We also amuse ourselves by trying to identify singers we hear on the radio. With family in VA, he has traveled this road a lot, so he not only knows the route blindfolded but also where the cool public radio stations are. So we get to hear some very interesting music. On the better public radio stations, the variety is amazing. You never know what you’re going to get.
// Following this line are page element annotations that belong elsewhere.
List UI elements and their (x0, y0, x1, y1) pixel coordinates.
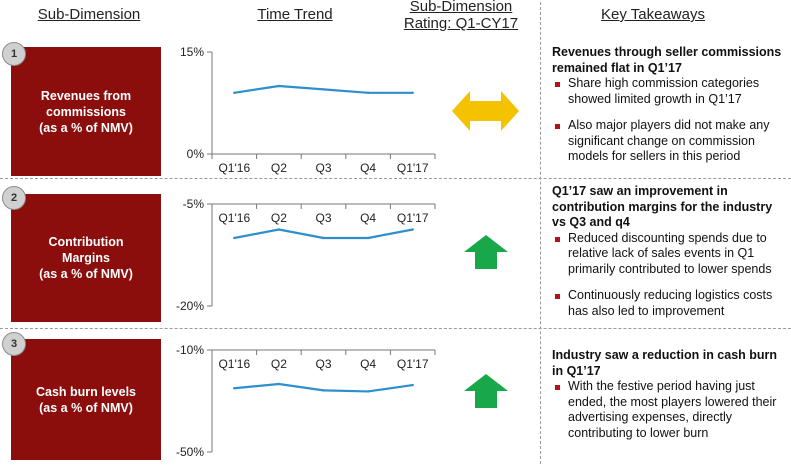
y-tick-label: -50% (176, 445, 204, 459)
data-point (322, 88, 325, 91)
row-number-badge: 1 (2, 42, 26, 66)
y-tick-label: -20% (176, 299, 204, 313)
data-point (366, 390, 370, 393)
x-tick-label: Q4 (360, 357, 376, 371)
y-tick-label: -5% (183, 197, 205, 211)
dimension-box-revenues: Revenues from commissions (as a % of NMV… (11, 47, 161, 176)
x-tick-label: Q1'16 (218, 357, 250, 371)
x-tick-label: Q1'17 (397, 211, 429, 225)
takeaway-bullet: Also major players did not make any sign… (552, 118, 788, 165)
x-tick-label: Q1'16 (218, 161, 250, 175)
trend-chart-revenues: 15% 0% Q1'16 Q2 Q3 Q4 Q1'17 (180, 45, 436, 175)
x-tick-label: Q4 (360, 161, 376, 175)
takeaway-cash-burn: Industry saw a reduction in cash burn in… (552, 348, 788, 441)
takeaway-contribution-margins: Q1’17 saw an improvement in contribution… (552, 184, 788, 319)
dimension-box-cash-burn: Cash burn levels (as a % of NMV) (11, 339, 161, 460)
takeaway-title: Industry saw a reduction in cash burn in… (552, 348, 778, 378)
data-point (411, 383, 414, 387)
header-rating: Sub-Dimension Rating: Q1-CY17 (395, 0, 527, 32)
x-tick-label: Q3 (315, 211, 331, 225)
trend-chart-contribution-margins: -5% -20% Q1'16 Q2 Q3 Q4 Q1'17 (176, 197, 436, 313)
row-divider (0, 328, 791, 329)
takeaway-bullet: Reduced discounting spends due to relati… (552, 231, 788, 278)
dimension-box-contribution-margins: Contribution Margins (as a % of NMV) (11, 194, 161, 322)
data-point (277, 228, 281, 231)
column-divider (540, 2, 541, 464)
up-arrow-icon (464, 235, 508, 269)
series-line (234, 228, 413, 240)
data-point (322, 389, 325, 392)
header-time-trend: Time Trend (257, 6, 333, 23)
takeaway-bullet: Continuously reducing logistics costs ha… (552, 288, 788, 319)
dimension-label: Cash burn levels (35, 384, 137, 399)
data-point (366, 236, 370, 240)
dimension-label: Margins (62, 251, 110, 265)
y-tick-label: 0% (187, 147, 205, 161)
data-point (411, 91, 414, 94)
row-divider (0, 178, 791, 179)
dimension-label: (as a % of NMV) (39, 120, 133, 135)
x-tick-label: Q1'16 (218, 211, 250, 225)
x-tick-label: Q4 (360, 211, 376, 225)
data-point (366, 91, 370, 94)
x-tick-label: Q2 (271, 161, 287, 175)
data-point (277, 382, 281, 386)
data-point (233, 91, 236, 94)
dimension-label: Revenues from (40, 88, 132, 103)
dimension-label: commissions (46, 104, 126, 119)
x-tick-label: Q1'17 (397, 161, 429, 175)
x-tick-label: Q2 (271, 357, 287, 371)
y-tick-label: 15% (180, 45, 204, 59)
header-rating-line2: Rating: Q1-CY17 (403, 15, 519, 32)
data-point (233, 387, 236, 390)
dimension-label: (as a % of NMV) (39, 267, 133, 281)
x-tick-label: Q1'17 (397, 357, 429, 371)
dimension-label: Contribution (48, 235, 124, 249)
x-tick-label: Q2 (271, 211, 287, 225)
takeaway-revenues: Revenues through seller commissions rema… (552, 45, 788, 165)
header-key-takeaways: Key Takeaways (601, 6, 705, 23)
x-tick-label: Q3 (315, 161, 331, 175)
row-number-badge: 2 (2, 186, 26, 210)
left-right-arrow-icon (452, 91, 519, 131)
up-arrow-icon (464, 374, 508, 408)
y-tick-label: -10% (176, 343, 204, 357)
row-number-badge: 3 (2, 332, 26, 356)
header-sub-dimension: Sub-Dimension (37, 6, 141, 23)
header-rating-line1: Sub-Dimension (409, 0, 513, 15)
dimension-label: (as a % of NMV) (39, 400, 133, 415)
data-point (277, 84, 281, 88)
data-point (233, 236, 236, 240)
trend-chart-cash-burn: -10% -50% Q1'16 Q2 Q3 Q4 Q1'17 (176, 343, 436, 459)
takeaway-title: Revenues through seller commissions rema… (552, 45, 782, 75)
takeaway-title: Q1’17 saw an improvement in contribution… (552, 184, 773, 229)
data-point (411, 228, 414, 231)
data-point (322, 236, 325, 240)
takeaway-bullet: Share high commission categories showed … (552, 76, 788, 107)
takeaway-bullet: With the festive period having just ende… (552, 379, 788, 441)
x-tick-label: Q3 (315, 357, 331, 371)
Elvis Costello singing with Lucinda Williams, followed by a terrific folk singer I never heard of, then the Grateful Dead. And I thought how rare variety was getting to be in radio as well as television, and I thought about this interview I just did in a hurry for All About Romance (to be posted Monday or Tuesday, BTW). One of the questions was about the dearth of variety in historical romance. Traveling reminds me that this narrowing of choices applies elsewhere. Every shopping mall, wherever you are, seems to have the same stores.
On the positive side, I know I’ll find a Borders without much trouble. Which we do. And inside the Borders I can count on a strong romance section. And in this one, I find a bunch of my books. And I”m excited—not simply because they’re still on the shelves, despite not being recent releases (Lord of Scoundrels was there, for instance)—but because the thrill of seeing my books in a bookstore is not gone. Probably will never be gone. And it never stops feeling good when I find a manager and say, “I’m the author of these books. Would you like me to sign them?” In Borders one can pretty much count on getting an enthusiastic Yes. So let me say that variety is great but there’s something to be said, too, for finding the familiar in unfamiliar places.
I also want to say that gas is way cheaper down herfe than in Massachusettgs. $2.09 for regular. That’s all for now, folks. We’re heading out to the barbeque joint.